The Localism Bill, currently before the Lords, gives people the right to designate something a ‘community asset’. For example, a private field which the owner allows villagers to use as a cricket pitch could become so designated. Once the local authority approves the designation, there is no appeal. This gives the ‘community’ (what crimes are committed in that name!) the right to bid for the land whenever it is sold or transferred. Suppose, then, that the owner wished to give the field to his son or daughter. This would trigger the right to bid, and no transfer could take place until the bid had been exercised. The idea, of course, is to protect ‘community assets’. But the effect is the opposite. The measure means that owners will withdraw community use of their land while they still can.
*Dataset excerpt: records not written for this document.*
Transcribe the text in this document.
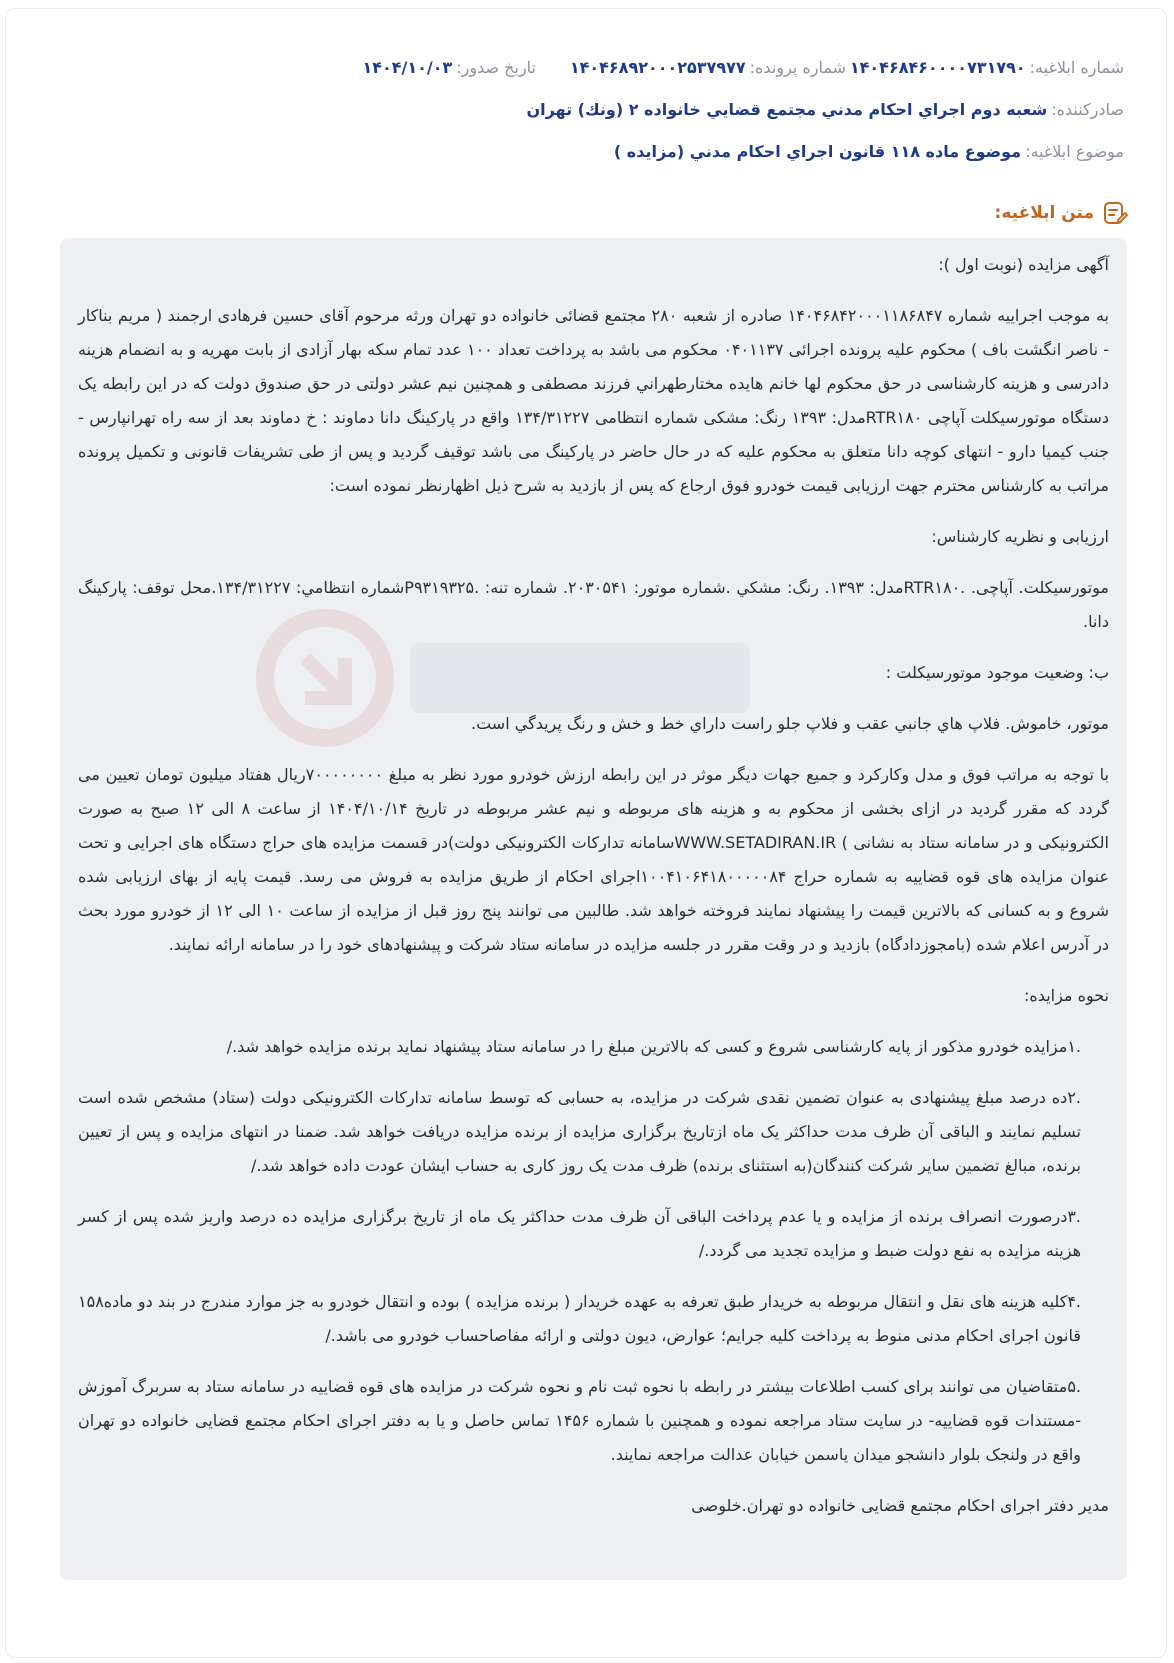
شماره ابلاغیه:
۱۴۰۴۶۸۴۶۰۰۰۰۷۳۱۷۹۰
شماره پرونده:
۱۴۰۴۶۸۹۲۰۰۰۲۵۳۷۹۷۷
تاریخ صدور:
۱۴۰۴/۱۰/۰۳
صادرکننده:
شعبه دوم اجراي احكام مدني مجتمع قضايي خانواده ۲ (ونك) تهران
موضوع ابلاغیه:
موضوع ماده ۱۱۸ قانون اجراي احكام مدني (مزايده )
متن ابلاغیه:

آگهی مزایده (نوبت اول ):

به موجب اجراییه شماره ۱۴۰۴۶۸۴۲۰۰۰۱۱۸۶۸۴۷ صادره از شعبه ۲۸۰ مجتمع قضائی خانواده دو تهران ورثه مرحوم آقای حسین فرهادی ارجمند ( مریم بناکار - ناصر انگشت باف ) محکوم علیه پرونده اجرائی ۰۴۰۱۱۳۷ محکوم می باشد به پرداخت تعداد ۱۰۰ عدد تمام سکه بهار آزادی از بابت مهریه و به انضمام هزینه دادرسی و هزینه کارشناسی در حق محکوم لها خانم هایده مختارطهراني فرزند مصطفی و همچنین نیم عشر دولتی در حق صندوق دولت که در این رابطه یک دستگاه موتورسیکلت آپاچی RTR۱۸۰مدل: ۱۳۹۳ رنگ: مشکی شماره انتظامی ۱۳۴/۳۱۲۲۷ واقع در پارکینگ دانا دماوند : خ دماوند بعد از سه راه تهرانپارس - جنب کیمیا دارو - انتهای کوچه دانا متعلق به محکوم علیه که در حال حاضر در پارکینگ می باشد توقیف گردید و پس از طی تشریفات قانونی و تکمیل پرونده مراتب به کارشناس محترم جهت ارزیابی قیمت خودرو فوق ارجاع که پس از بازدید به شرح ذیل اظهارنظر نموده است:

ارزیابی و نظریه کارشناس:

موتورسیکلت. آپاچی. .RTR۱۸۰مدل: ۱۳۹۳. رنگ: مشكي .شماره موتور: ۲۰۳۰۵۴۱. شماره تنه: .P۹۳۱۹۳۲۵شماره انتظامي: ۱۳۴/۳۱۲۲۷.محل توقف: پاركينگ دانا.

ب: وضعیت موجود موتورسیکلت :

موتور، خاموش. فلاپ هاي جانبي عقب و فلاپ جلو راست داراي خط و خش و رنگ پريدگي است.

با توجه به مراتب فوق و مدل وكاركرد و جميع جهات ديگر موثر در اين رابطه ارزش خودرو مورد نظر به مبلغ ۷۰۰۰۰۰۰۰۰ریال هفتاد میلیون تومان تعیین می گردد که مقرر گردید در ازای بخشی از محکوم به و هزینه های مربوطه و نیم عشر مربوطه در تاریخ ۱۴۰۴/۱۰/۱۴ از ساعت ۸ الی ۱۲ صبح به صورت الکترونیکی و در سامانه ستاد به نشانی ) WWW.SETADIRAN.IRسامانه تدارکات الکترونیکی دولت)در قسمت مزایده های حراج دستگاه های اجرایی و تحت عنوان مزایده های قوه قضاییه به شماره حراج ۱۰۰۴۱۰۶۴۱۸۰۰۰۰۰۸۴اجرای احکام از طریق مزایده به فروش می رسد. قیمت پایه از بهای ارزیابی شده شروع و به کسانی که بالاترین قیمت را پیشنهاد نمایند فروخته خواهد شد. طالبین می توانند پنج روز قبل از مزایده از ساعت ۱۰ الی ۱۲ از خودرو مورد بحث در آدرس اعلام شده (بامجوزدادگاه) بازدید و در وقت مقرر در جلسه مزایده در سامانه ستاد شرکت و پیشنهادهای خود را در سامانه ارائه نمایند.

نحوه مزایده:

.۱مزایده خودرو مذکور از پایه کارشناسی شروع و کسی که بالاترین مبلغ را در سامانه ستاد پیشنهاد نماید برنده مزایده خواهد شد./

.۲ده درصد مبلغ پیشنهادی به عنوان تضمین نقدی شرکت در مزایده، به حسابی که توسط سامانه تدارکات الکترونیکی دولت (ستاد) مشخص شده است تسلیم نمایند و الباقی آن ظرف مدت حداکثر یک ماه ازتاریخ برگزاری مزایده از برنده مزایده دریافت خواهد شد. ضمنا در انتهای مزایده و پس از تعیین برنده، مبالغ تضمین سایر شرکت کنندگان(به استثنای برنده) ظرف مدت یک روز کاری به حساب ایشان عودت داده خواهد شد./

.۳درصورت انصراف برنده از مزایده و یا عدم پرداخت الباقی آن ظرف مدت حداکثر یک ماه از تاریخ برگزاری مزایده ده درصد واریز شده پس از کسر هزینه مزایده به نفع دولت ضبط و مزایده تجدید می گردد./

.۴کلیه هزینه های نقل و انتقال مربوطه به خریدار طبق تعرفه به عهده خریدار ( برنده مزایده ) بوده و انتقال خودرو به جز موارد مندرج در بند دو ماده۱۵۸ قانون اجرای احکام مدنی منوط به پرداخت کلیه جرایم؛ عوارض، دیون دولتی و ارائه مفاصاحساب خودرو می باشد./

.۵متقاضیان می توانند برای کسب اطلاعات بیشتر در رابطه با نحوه ثبت نام و نحوه شرکت در مزایده های قوه قضاییه در سامانه ستاد به سربرگ آموزش -مستندات قوه قضاییه- در سایت ستاد مراجعه نموده و همچنین با شماره ۱۴۵۶ تماس حاصل و یا به دفتر اجرای احکام مجتمع قضایی خانواده دو تهران واقع در ولنجک بلوار دانشجو میدان یاسمن خیابان عدالت مراجعه نمایند.

مدیر دفتر اجرای احکام مجتمع قضایی خانواده دو تهران.خلوصی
This column has complained before about the Catholic bishops’ decision to move the celebration of the Ascension from a Thursday to the nearest Sunday. Ascension Day was the moment of Christ’s Great Commission to preach the Gospel to every creature — what would nowadays be called the global launch of the brand. It takes place 40 days after Easter for a reason, which is that it balances the 40 days of Lent which run up to it. Moving it shows an indifference to the drama of that commission, and of the Ascension itself. This year, Ascension Day and Derby Day fell in the same week. The Derby has suffered from the same carelessness. A few years back, organisers felt that it would attract more people if it moved from its traditional Wednesday to a Saturday. The actual effect, concealed this year by interest in the Queen’s horse, has been to make the Derby just another big race half-swamped by Saturday’s football. Where is the sense of the sacred?

At the Derby, Prince Harry wore an elegant top hat, tall and made of silk. It is an odd thing when there is so much money in the world that it is now impossible to buy such a hat new. I discovered this years ago, because none of my family’s elderly top hats fitted me (my head being enormous), and so I needed a new one. I learnt that the only machine which stretched the silk in the right way was to be found in France, and the business had just closed down. There are no new silk hats. A second-hand one my size costs £2,000. The ones for sale in Lock etc are all squat and covered with some inferior felt. There is a demand here waiting to be satisfied.